Attratto da quelle meraviglie, mi girai verso i due  piloti per indicare un grattacielo particolarmente alto sul quale degli operai stavano lavorando sospesi su questi ponteggi naturali.

Trovai tutti e due con la faccia contro la pulsantiera dell’ascensore; rigidi, muti.

Credendo ad uno scherzo, cominciai a dare calci nel sedere per smuoverli, ma uno di loro mi supplicò di smetterla. Non potevano girarsi perché soffrivano tutti e due di vertigini.

Che strano, direte voi, trattandosi di due piloti. È come se un chirurgo avesse paura del sangue.

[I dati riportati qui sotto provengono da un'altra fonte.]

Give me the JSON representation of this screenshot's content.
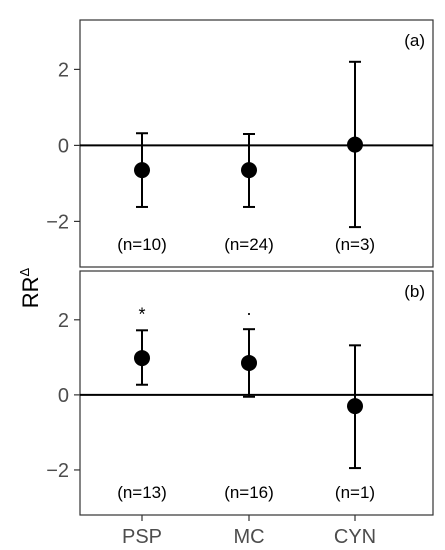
{
  "y_title": "RR",
  "y_title_sup": "Δ",
  "chart_data": [
    {
      "type": "scatter",
      "panel": "(a)",
      "categories": [
        "PSP",
        "MC",
        "CYN"
      ],
      "ylim": [
        -3.2,
        3.3
      ],
      "yticks": [
        -2,
        0,
        2
      ],
      "ytick_labels": [
        "−2",
        "0",
        "2"
      ],
      "reference_line": 0,
      "series": [
        {
          "values": [
            -0.65,
            -0.65,
            0.02
          ],
          "lower": [
            -1.62,
            -1.62,
            -2.15
          ],
          "upper": [
            0.32,
            0.3,
            2.2
          ]
        }
      ],
      "n_labels": [
        "(n=10)",
        "(n=24)",
        "(n=3)"
      ],
      "significance": [
        "",
        "",
        ""
      ]
    },
    {
      "type": "scatter",
      "panel": "(b)",
      "categories": [
        "PSP",
        "MC",
        "CYN"
      ],
      "ylim": [
        -3.2,
        3.3
      ],
      "yticks": [
        -2,
        0,
        2
      ],
      "ytick_labels": [
        "−2",
        "0",
        "2"
      ],
      "reference_line": 0,
      "series": [
        {
          "values": [
            0.98,
            0.85,
            -0.3
          ],
          "lower": [
            0.27,
            -0.05,
            -1.95
          ],
          "upper": [
            1.72,
            1.75,
            1.32
          ]
        }
      ],
      "n_labels": [
        "(n=13)",
        "(n=16)",
        "(n=1)"
      ],
      "significance": [
        "*",
        "·",
        ""
      ]
    }
  ]
}
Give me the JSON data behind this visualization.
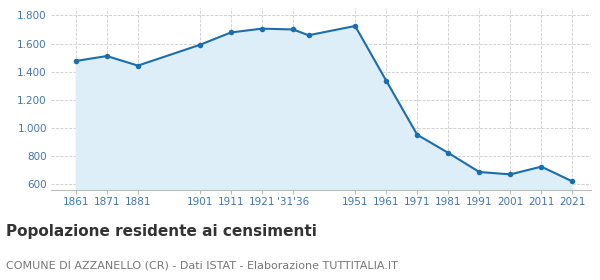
{
  "years": [
    1861,
    1871,
    1881,
    1901,
    1911,
    1921,
    1931,
    1936,
    1951,
    1961,
    1971,
    1981,
    1991,
    2001,
    2011,
    2021
  ],
  "population": [
    1476,
    1511,
    1443,
    1591,
    1679,
    1706,
    1700,
    1659,
    1725,
    1336,
    951,
    822,
    686,
    669,
    724,
    619
  ],
  "line_color": "#1b6eae",
  "fill_color": "#ddeef8",
  "marker_color": "#1b6eae",
  "bg_color": "#ffffff",
  "grid_color": "#cccccc",
  "ylim": [
    555,
    1850
  ],
  "yticks": [
    600,
    800,
    1000,
    1200,
    1400,
    1600,
    1800
  ],
  "xtick_positions": [
    1861,
    1871,
    1881,
    1901,
    1911,
    1921,
    1931,
    1951,
    1961,
    1971,
    1981,
    1991,
    2001,
    2011,
    2021
  ],
  "xtick_labels": [
    "1861",
    "1871",
    "1881",
    "1901",
    "1911",
    "1921",
    "'31'36",
    "1951",
    "1961",
    "1971",
    "1981",
    "1991",
    "2001",
    "2011",
    "2021"
  ],
  "title": "Popolazione residente ai censimenti",
  "subtitle": "COMUNE DI AZZANELLO (CR) - Dati ISTAT - Elaborazione TUTTITALIA.IT",
  "title_fontsize": 11,
  "subtitle_fontsize": 8,
  "title_color": "#333333",
  "subtitle_color": "#777777",
  "axis_label_color": "#4477aa",
  "axis_tick_fontsize": 7.5,
  "xlim_left": 1853,
  "xlim_right": 2027
}
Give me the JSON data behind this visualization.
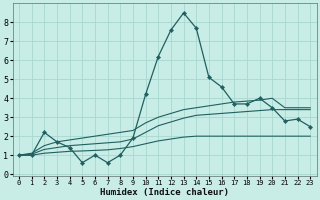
{
  "xlabel": "Humidex (Indice chaleur)",
  "xlim": [
    -0.5,
    23.5
  ],
  "ylim": [
    -0.1,
    9.0
  ],
  "yticks": [
    0,
    1,
    2,
    3,
    4,
    5,
    6,
    7,
    8
  ],
  "xticks": [
    0,
    1,
    2,
    3,
    4,
    5,
    6,
    7,
    8,
    9,
    10,
    11,
    12,
    13,
    14,
    15,
    16,
    17,
    18,
    19,
    20,
    21,
    22,
    23
  ],
  "bg_color": "#c8ece6",
  "line_color": "#206060",
  "grid_color": "#a8d8d0",
  "series": {
    "main": [
      1.0,
      1.0,
      2.2,
      1.7,
      1.4,
      0.6,
      1.0,
      0.6,
      1.0,
      1.9,
      4.2,
      6.2,
      7.6,
      8.5,
      7.7,
      5.1,
      4.6,
      3.7,
      3.7,
      4.0,
      3.5,
      2.8,
      2.9,
      2.5
    ],
    "trend1": [
      1.0,
      1.1,
      1.5,
      1.7,
      1.8,
      1.9,
      2.0,
      2.1,
      2.2,
      2.3,
      2.7,
      3.0,
      3.2,
      3.4,
      3.5,
      3.6,
      3.7,
      3.8,
      3.85,
      3.9,
      4.0,
      3.5,
      3.5,
      3.5
    ],
    "trend2": [
      1.0,
      1.05,
      1.3,
      1.4,
      1.5,
      1.55,
      1.6,
      1.65,
      1.7,
      1.85,
      2.2,
      2.55,
      2.75,
      2.95,
      3.1,
      3.15,
      3.2,
      3.25,
      3.3,
      3.35,
      3.4,
      3.4,
      3.4,
      3.4
    ],
    "trend3": [
      1.0,
      1.0,
      1.1,
      1.15,
      1.2,
      1.22,
      1.25,
      1.28,
      1.35,
      1.45,
      1.6,
      1.75,
      1.85,
      1.95,
      2.0,
      2.0,
      2.0,
      2.0,
      2.0,
      2.0,
      2.0,
      2.0,
      2.0,
      2.0
    ]
  }
}
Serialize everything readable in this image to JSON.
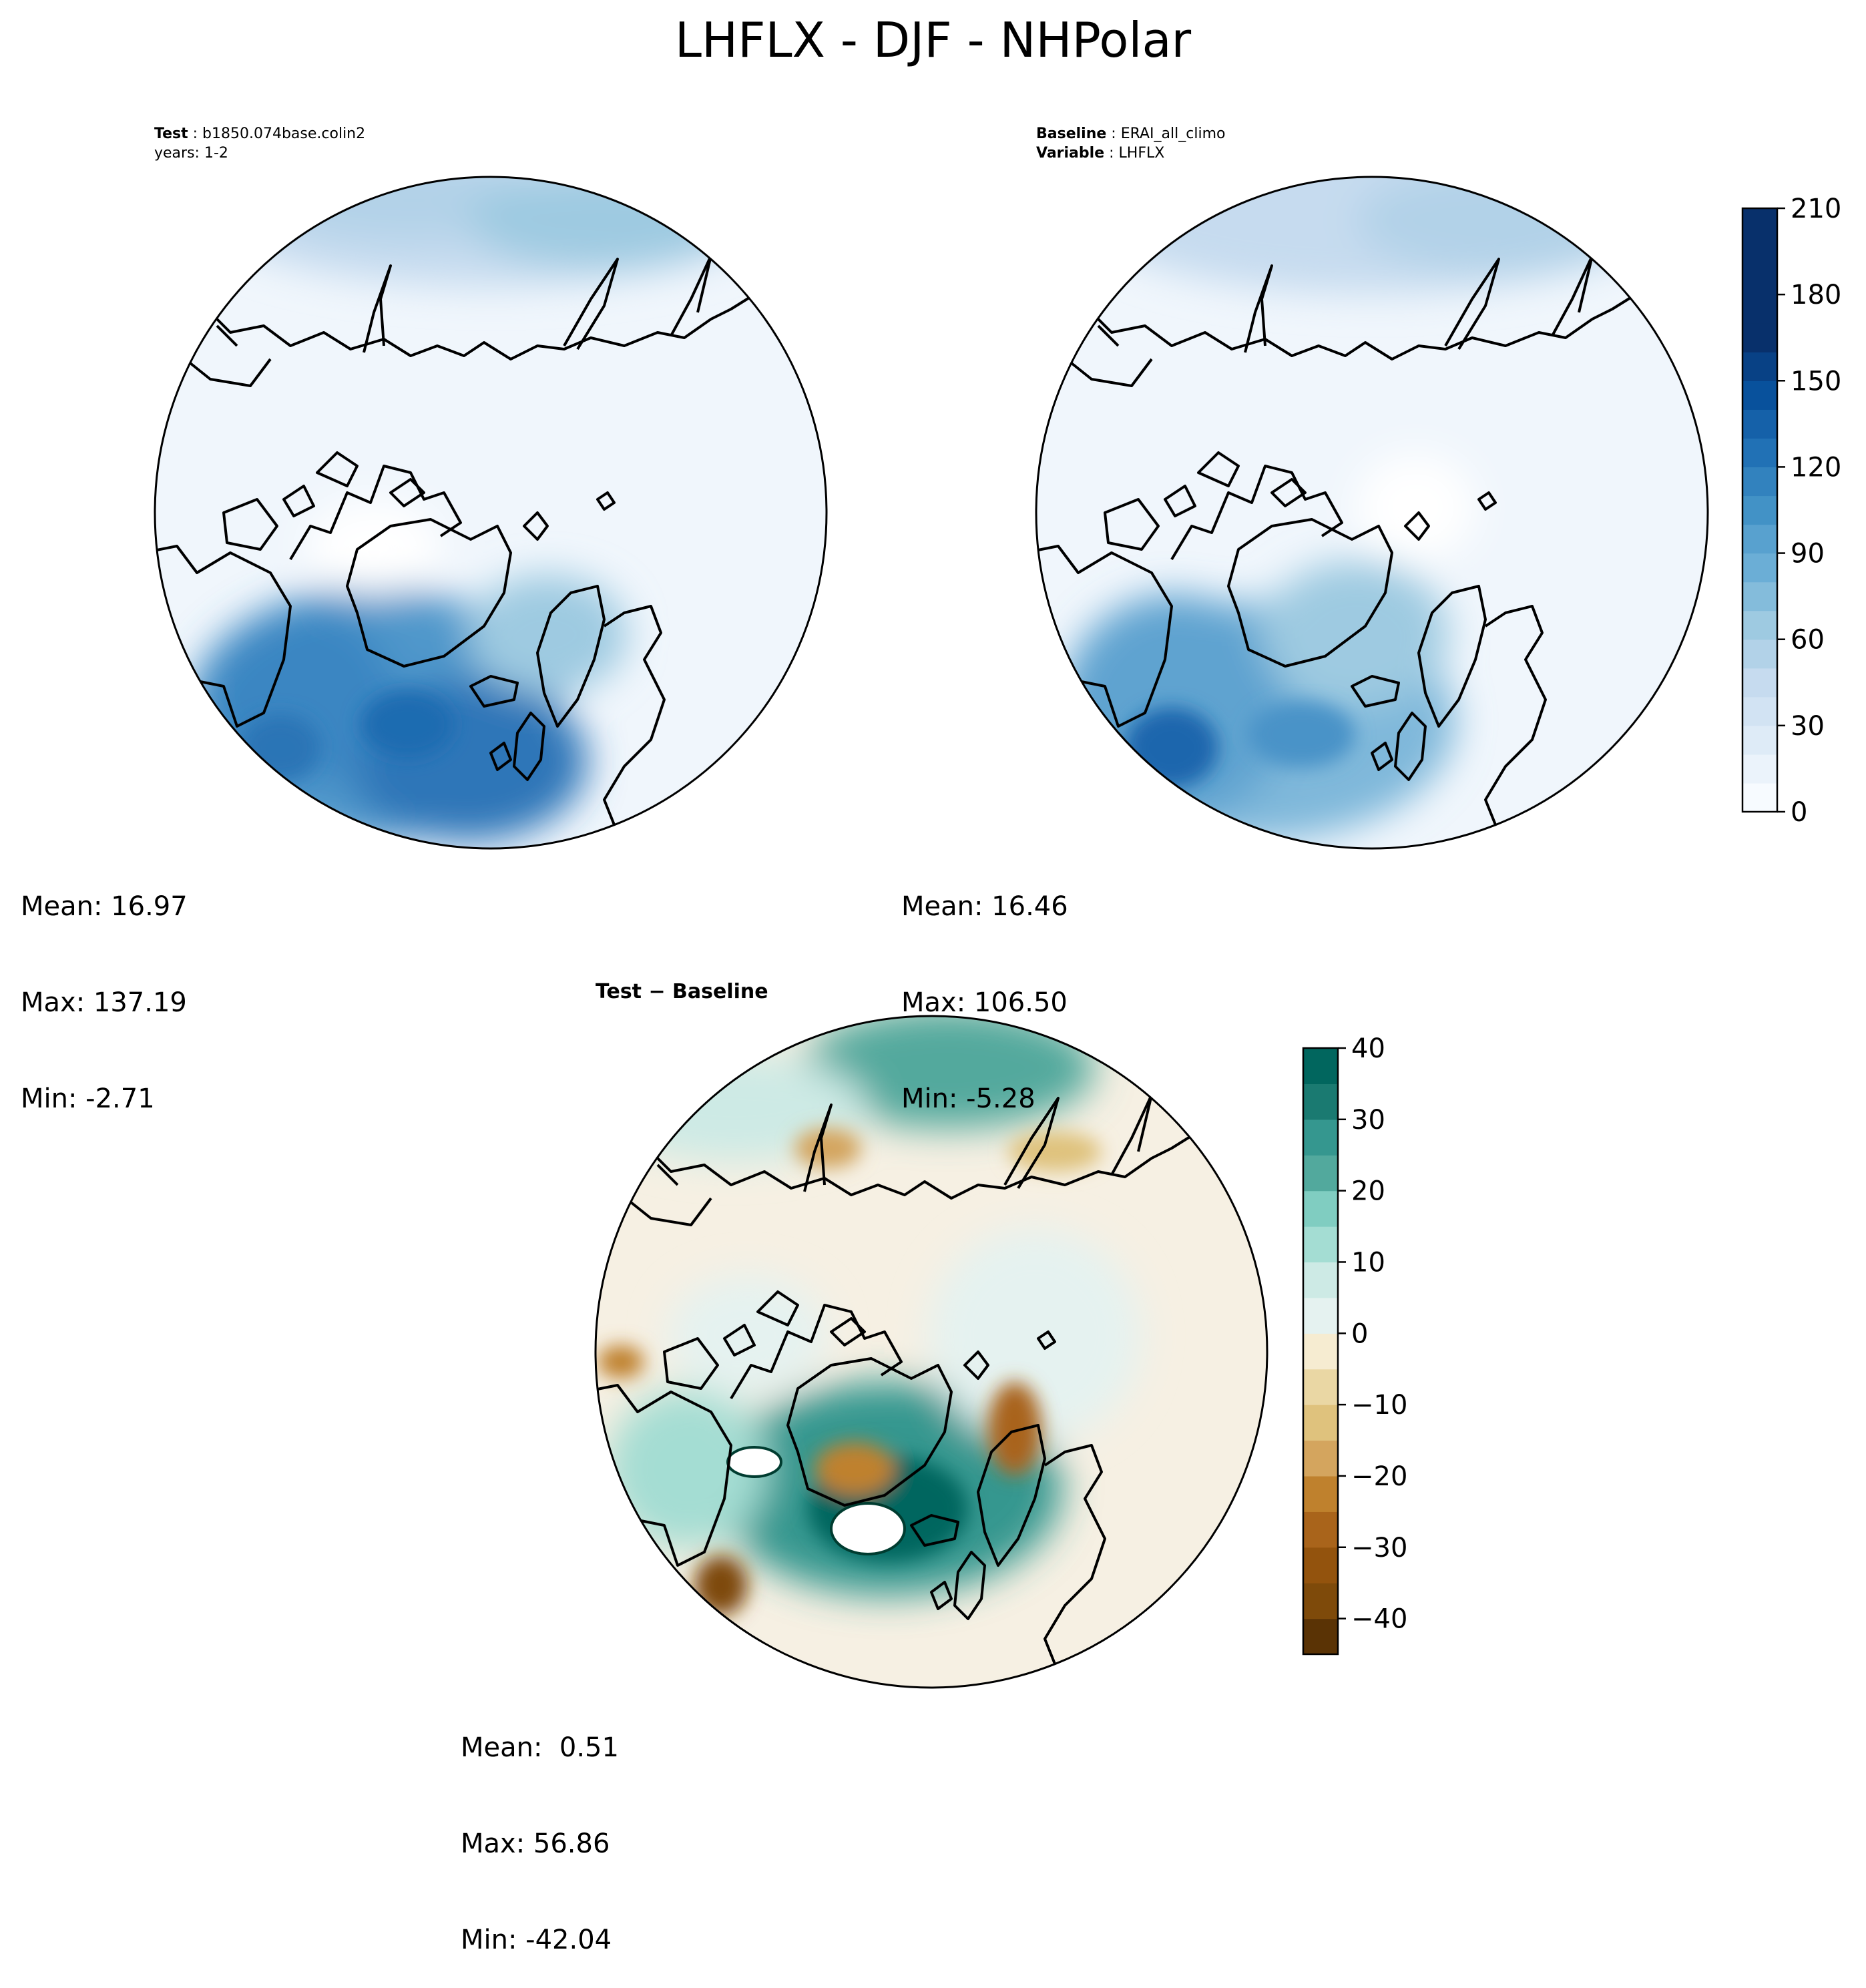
{
  "chart_data": {
    "type": "contour-map",
    "title": "LHFLX - DJF - NHPolar",
    "panels": [
      {
        "id": "test",
        "header_line1_label": "Test",
        "header_line1_value": "b1850.074base.colin2",
        "header_line2": "years: 1-2",
        "stats": {
          "mean": "Mean: 16.97",
          "max": "Max: 137.19",
          "min": "Min: -2.71"
        }
      },
      {
        "id": "baseline",
        "header_line1_label": "Baseline",
        "header_line1_value": "ERAI_all_climo",
        "header_line2_label": "Variable",
        "header_line2_value": "LHFLX",
        "stats": {
          "mean": "Mean: 16.46",
          "max": "Max: 106.50",
          "min": "Min: -5.28"
        }
      },
      {
        "id": "diff",
        "subtitle": "Test − Baseline",
        "stats": {
          "mean": "Mean:  0.51",
          "max": "Max: 56.86",
          "min": "Min: -42.04"
        }
      }
    ],
    "colorbars": [
      {
        "id": "main",
        "colormap": "Blues",
        "range": [
          0,
          210
        ],
        "ticks": [
          0,
          30,
          60,
          90,
          120,
          150,
          180,
          210
        ],
        "tick_labels": [
          "0",
          "30",
          "60",
          "90",
          "120",
          "150",
          "180",
          "210"
        ],
        "levels": 21,
        "colors": [
          "#f7fbff",
          "#ebf3fb",
          "#deebf7",
          "#d2e3f3",
          "#c6dbef",
          "#b2d2e8",
          "#9ecae1",
          "#84bcdb",
          "#6baed6",
          "#58a1cf",
          "#4292c6",
          "#3282be",
          "#2171b5",
          "#1561a9",
          "#08519c",
          "#084185",
          "#08306b",
          "#08306b",
          "#08306b",
          "#08306b",
          "#08306b"
        ]
      },
      {
        "id": "diff",
        "colormap": "BrBG",
        "range": [
          -45,
          40
        ],
        "ticks": [
          -40,
          -30,
          -20,
          -10,
          0,
          10,
          20,
          30,
          40
        ],
        "tick_labels": [
          "−40",
          "−30",
          "−20",
          "−10",
          "0",
          "10",
          "20",
          "30",
          "40"
        ],
        "band_edges": [
          -45,
          -40,
          -35,
          -30,
          -25,
          -20,
          -15,
          -10,
          -5,
          0,
          5,
          10,
          15,
          20,
          25,
          30,
          35,
          40
        ],
        "colors": [
          "#5a3305",
          "#7e4a0a",
          "#93530d",
          "#a9641b",
          "#bf812d",
          "#d4a55e",
          "#dfc27d",
          "#ead7a4",
          "#f6ecd1",
          "#e5f2f0",
          "#cdeae5",
          "#a4ddd3",
          "#80cdc1",
          "#52a99d",
          "#35978f",
          "#1a7a71",
          "#01665e",
          "#003c30"
        ]
      }
    ]
  }
}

Indagando bene, ho scoperto che la maggior parte di noi soffre di vertigini. Sembra paradossale, ma è così. Per rendere sensata questa considerazione, dobbiamo provare ad immaginare il tipo di movimento nello spazio che ci rende invulnerabili verso quel vuoto che  in altre circostanze ci atterrisce.

Il volo, se scomposto in maniera infinitesimale, è un insieme di punti di una traiettoria dinamica che si apre in uno spazio limitato da uno spicchio della nostra visione anteriore. Infatti, solo il cielo davanti a noi è il punto di riferimento del pilota. Tutto ciò che c’è dietro non conta. Quando siamo fermi nell’ascensore di Hong Kong manca la dinamica cui siamo abituati, l’orizzonte è a 360°, il punto di appoggio è percepito come instabile. Soprattutto, siamo nelle mani di qualcun altro: il costruttore dell’ascensore, sul quale non abbiamo nessun potere.

Il paradosso di chi vola mi fu insegnato da un vecchio comandante di cui avevo grande stima: chi vola è, allo stesso tempo, presuntuoso ed umile. Umile perché sa di poter sbagliare in qualsiasi momento e per questo si dota di una serie di norme, di regole di condotta, in sostanza di una ferrea autodisciplina, che lo portano ad evitare, ed eventualmente correggere, gli errori. D’altra parte, è anche molto presuntuoso perché quando sale con il suo aereo in cielo, sa che qualsiasi cosa capiterà, egli sarà in grado di affrontarla e risolverla.

E poi, non sarà che anche io ho combattuto la paura del vuoto con il volo, ma ora non me ne ricordo più? Da bambino, in cima ad un grattacielo nel quale una mia vecchia zia aveva comprato un appartamento agli ultimi piani, mi affacciai dal balcone per godermi la magnifica vista. Mia madre quasi morì per lo spavento. Non avevo intenzione di buttarmi; volevo vedere meglio.

Lo facessero i miei figli oggi, morirei di spavento.

Ad ogni modo, non credo neanche che sia poi così naturale stare sospesi in aria, altrimenti avremmo sviluppato le ali.